The statue has had its share of unnerving events and ought to be a worthy model for me. It is after all an immigrant to America, of a revered religion - but not Christian - does not have white skin (rather a pale green), has a chipped foot – a pre-existing condition – and was once suspected of being a terrorist weapon. Any of these might have gotten it in trouble during the year of 2017. Particularly the charge of a terrorist weapon.
“What do you have in your bag? A weapon?” Scanning the x-ray of my carry-on bag back in the 90’s, the security guard mistook the Buddhist statue for a cudgel or possibly a gun. He unwrapped the jade monk from a t-shirt and set it on the brown tray. Accused of being a potential assault weapon, my dear statue stood stock still.
“Oh,” said the security guard, disarmed by my monk’s smiling face. Even that man, I could see, was relieved not to see another gun. (What is with all these guns? Isn’t the faith in the bounty of spiritual dialogue sufficient to solve most of the world’s problems?) My monk dispelled all tension with his quiet grin.
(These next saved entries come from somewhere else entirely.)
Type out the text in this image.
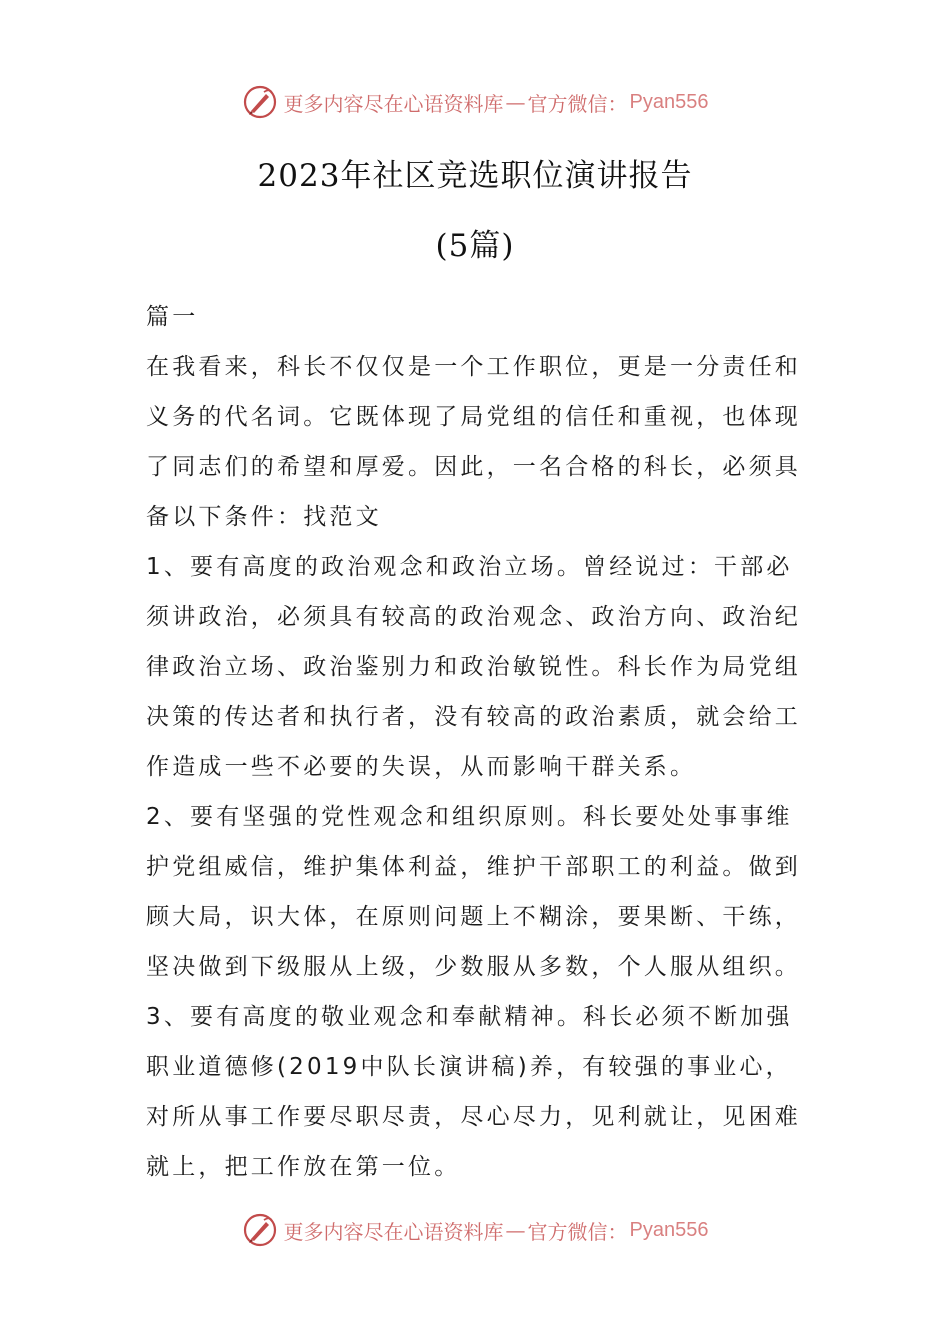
更多内容尽在心语资料库 — 官方微信： Pyan556
2023年社区竞选职位演讲报告
(5篇)

篇一

在我看来，科长不仅仅是一个工作职位，更是一分责任和义务的代名词。它既体现了局党组的信任和重视，也体现了同志们的希望和厚爱。因此，一名合格的科长，必须具备以下条件：找范文

1、要有高度的政治观念和政治立场。曾经说过：干部必须讲政治，必须具有较高的政治观念、政治方向、政治纪律政治立场、政治鉴别力和政治敏锐性。科长作为局党组决策的传达者和执行者，没有较高的政治素质，就会给工作造成一些不必要的失误，从而影响干群关系。

2、要有坚强的党性观念和组织原则。科长要处处事事维护党组威信，维护集体利益，维护干部职工的利益。做到顾大局，识大体，在原则问题上不糊涂，要果断、干练，坚决做到下级服从上级，少数服从多数，个人服从组织。

3、要有高度的敬业观念和奉献精神。科长必须不断加强职业道德修(2019中队长演讲稿)养，有较强的事业心，对所从事工作要尽职尽责，尽心尽力，见利就让，见困难就上，把工作放在第一位。

更多内容尽在心语资料库 — 官方微信： Pyan556
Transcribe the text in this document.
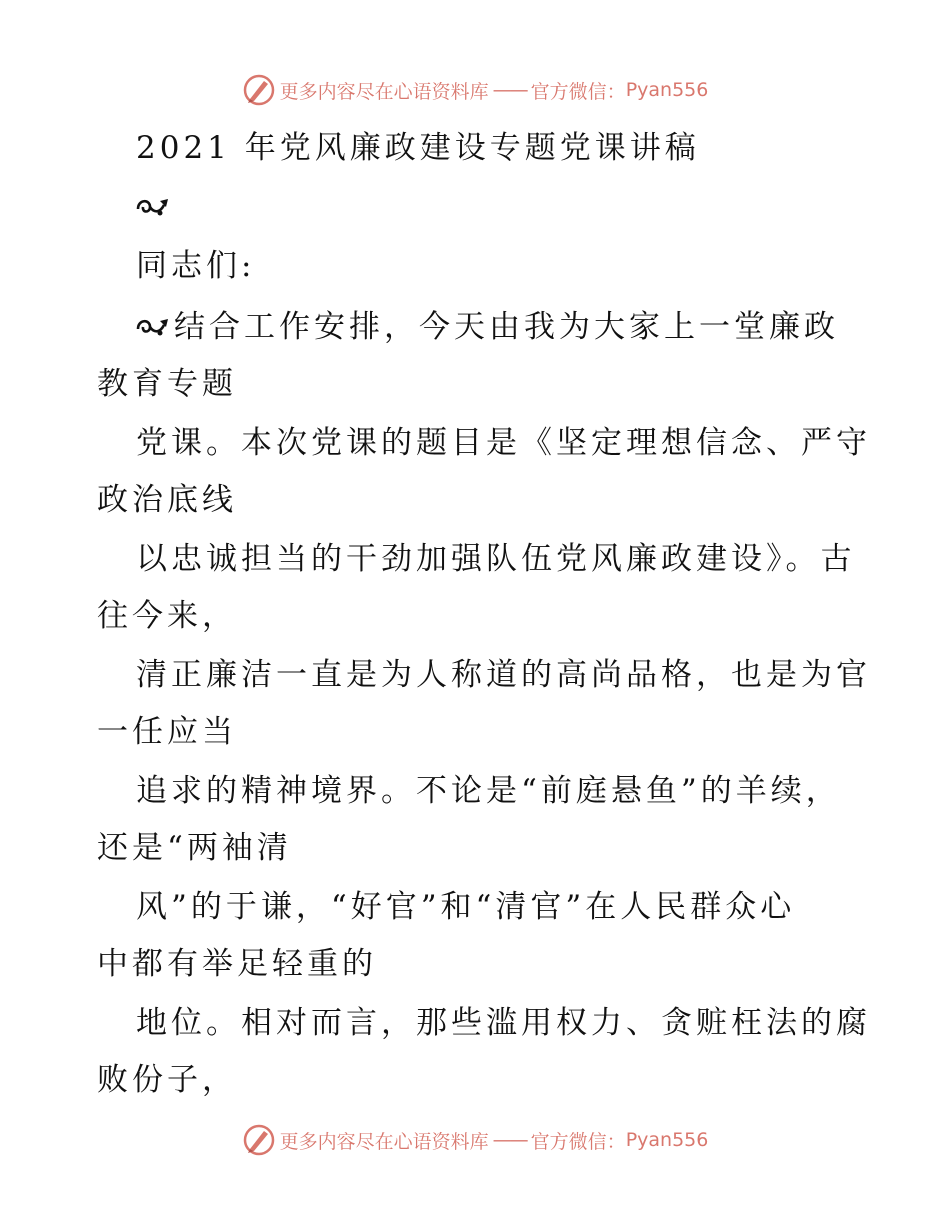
更多内容尽在心语资料库 —— 官方微信： Pyan556
2021 年党风廉政建设专题党课讲稿
同志们:
结合工作安排，今天由我为大家上一堂廉政
教育专题
党课。本次党课的题目是《坚定理想信念、严守
政治底线
以忠诚担当的干劲加强队伍党风廉政建设》。古
往今来，
清正廉洁一直是为人称道的高尚品格，也是为官
一任应当
追求的精神境界。不论是“前庭悬鱼”的羊续，
还是“两袖清
风”的于谦，“好官”和“清官”在人民群众心
中都有举足轻重的
地位。相对而言，那些滥用权力、贪赃枉法的腐
败份子，
更多内容尽在心语资料库 —— 官方微信： Pyan556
When my Aunt Margaret told me to choose one thing from her possessions in appreciation for helping her move from Virginia to North Carolina back in the early 1990’s, I immediately sought out the Buddhist statue and cradled it in my arms. As a nurse, she had received the gift from a private patient. I was uncertain as to the statue’s sex. Male or female? Its hair was in a bun, so female? It held a stick with a mop-like top and wore a gown or a robe. For some years, until I knew better, I called it my Mop Lady. My monk endured the altering of its sex and my mocking with its smile.
So, this coming year, regardless of threats, of insults, of tweets, of sex scandals and more killings with guns, my monk and I will persevere with insistence that the unfortunate turn of events of 2017 will pass, and we’ll smile together knowingly. 2018 might just be a good year for putting on a new face to the world.